The former Secretary of State took a not-so-subtle jab at the president.

Former Secretary of State Hillary Clinton delivered the commencement address at her alma mater Wellesley College Friday afternoon, and used the occasion to compare President Donald Trump to Richard Nixon, without ever mentioning the former’s name.

Clinton, who lost to Trump in last November’s presidential election despite winning the popular vote by nearly 3 million, drew parallels between the current political situation and the one she found herself in upon graduating from Wellesley in 1969.

“We were asking urgent questions about whether women, people of color, religion minorities, immigrants would ever be treated with dignity and respect,” Clinton said. “And by the way, we were furious about the past presidential election of a man whose presidency would eventually end in disgrace with his impeachment for obstruction of justice, after firing the person running the investigation into him at the Department of Justice.”

The comparison received hearty applause from the Wellesley grads. “But here’s what I want you to know. We got through that tumultuous time. And once again, we began to thrive as our society changed laws and opened the circle of opportunity and rights wider and wider for more Americans,” Clinton said.

Nixon resigned the presidency in 1974 with two and a half years remaining in his term. Less than a year earlier, Nixon fired Archibald Cox, the special prosecutor tasked with investigating the Watergate scandal. Trump, meanwhile, abruptly dismissed FBI director James Comey, who was investigating the president’s ties to Russia and its tampering in the 2016 campaign.

Other portions of Clinton’s speech were a bit more straightforward in their critique of Trump.

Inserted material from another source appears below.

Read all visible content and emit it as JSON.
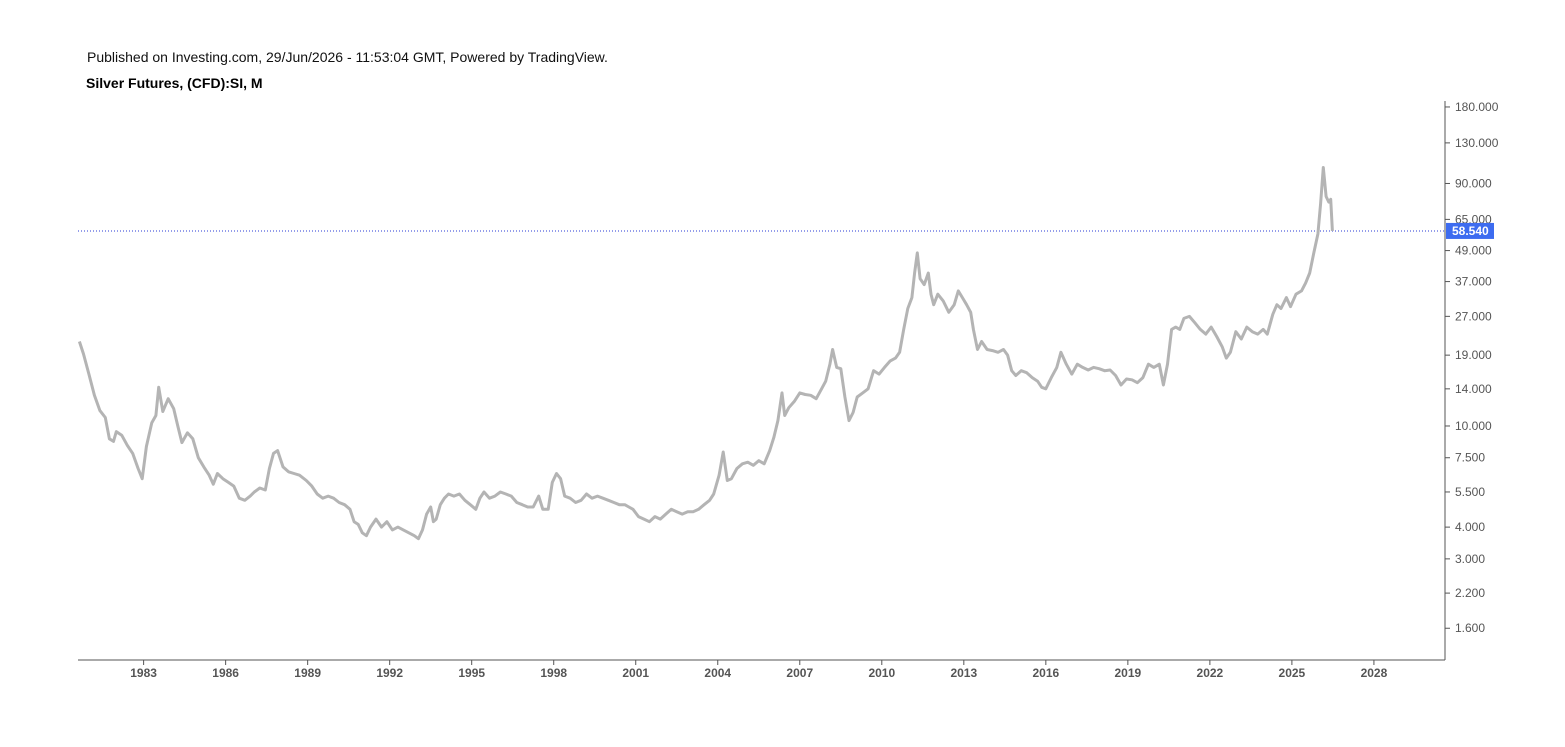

“There is a full-fledged assault on truth and reason,” she said. “Just log on to social media for ten seconds, it will hit you right in the face. People denying science, concocting elaborate hurtful conspiracy theories about child abuse rings operating out of pizza parlors, drumming up rampant fear about undocumented immigrants, Muslims, minorities, the poor…Some are even denying things we see with our own eyes, like the size of crowds. And then defending themselves by talking about quote unquote alternative facts.”